Nobody seemed to know what to say, right off. Faces drew tight. Shoulders were shrugged. Glances, seemingly meaningful, were exchanged, but not with me. Eye contact of that sort was rare as a seven-dollar bill. Things were said that didn’t mean anything: It’s hard to know, it’s complicated, Sheila’s a tough nut to crack, Sam could be a weird egg.
“Listen,” I said. “You people have been through a lot. Lord knows. You’ve lost a lot of people you love. Good people. In a short time. And here’s your last link to one of them, this girl who got dropped on you even though you probably didn’t want her, but here she is, and she was Sam’s, and you loved Sam, and Sam is gone, and she’s all you’ve got left of Sam. So you’ve got your loyalty to Sam, and you don’t want to hurt this girl, and neither do I. Neither does anybody. But there’s stuff going on here that doesn’t smell right. I’ve seen it all, and now I’ve got the spiritual gift of seeing through it all. I watched my Ed’s head crushed between the cab and the bed of an old pickup truck, and I watched my housekeeper fall off the side of a cliff with her house back when we still lived in the mountains. I don’t know what to do with any of it. All I know is there’s this girl, and one way or another she’s in over her head, and we’ve got to get her home so she can make some kind of life for herself and not have everybody just thinking of her as the widow at the ripe old age of fourteen or whatever she is.”

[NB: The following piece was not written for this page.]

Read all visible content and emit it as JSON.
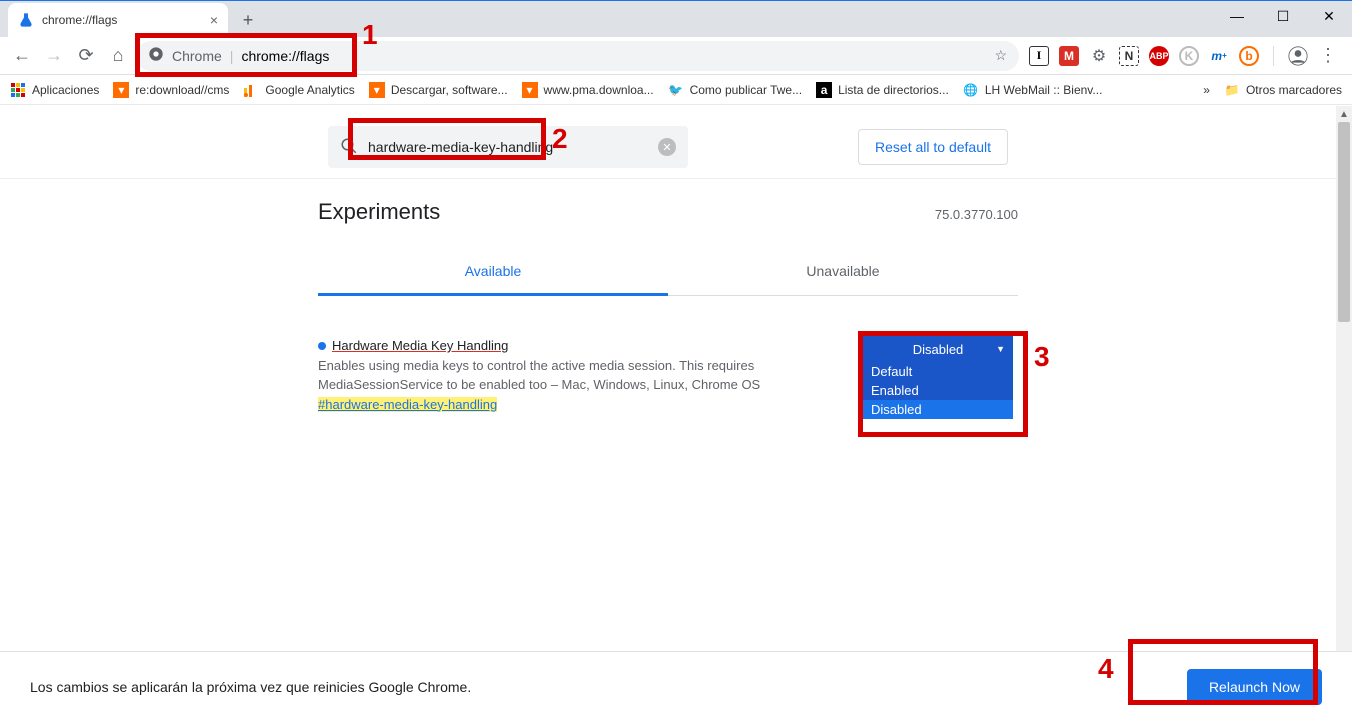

I went on like that for a while, just provoking. It didn’t hurt me one bit to do it. I just beat on them like that. When an English word wouldn’t do, I used a French word, and when French wasn’t crude enough, I hammered them with Kreyol. I played the tired old widow and I played Ervin’s monster come down from the north to chew and spit. Finally, Sisters Patty and Thelma started talking a little. Yes, they said, Sam was a weird egg. Yes, Sheila was a tough nut to crack. It’s not that they knew things and were choosing to withhold them from me, their interrogator. They didn’t know, and it’s what they didn’t know that wore them at the edges. What they had to offer was gossip, idle talk, conjecture, theories half-formed. What they had was nothing edifying. What they had wasn’t much. That’s why the hemming and that’s why the hawing.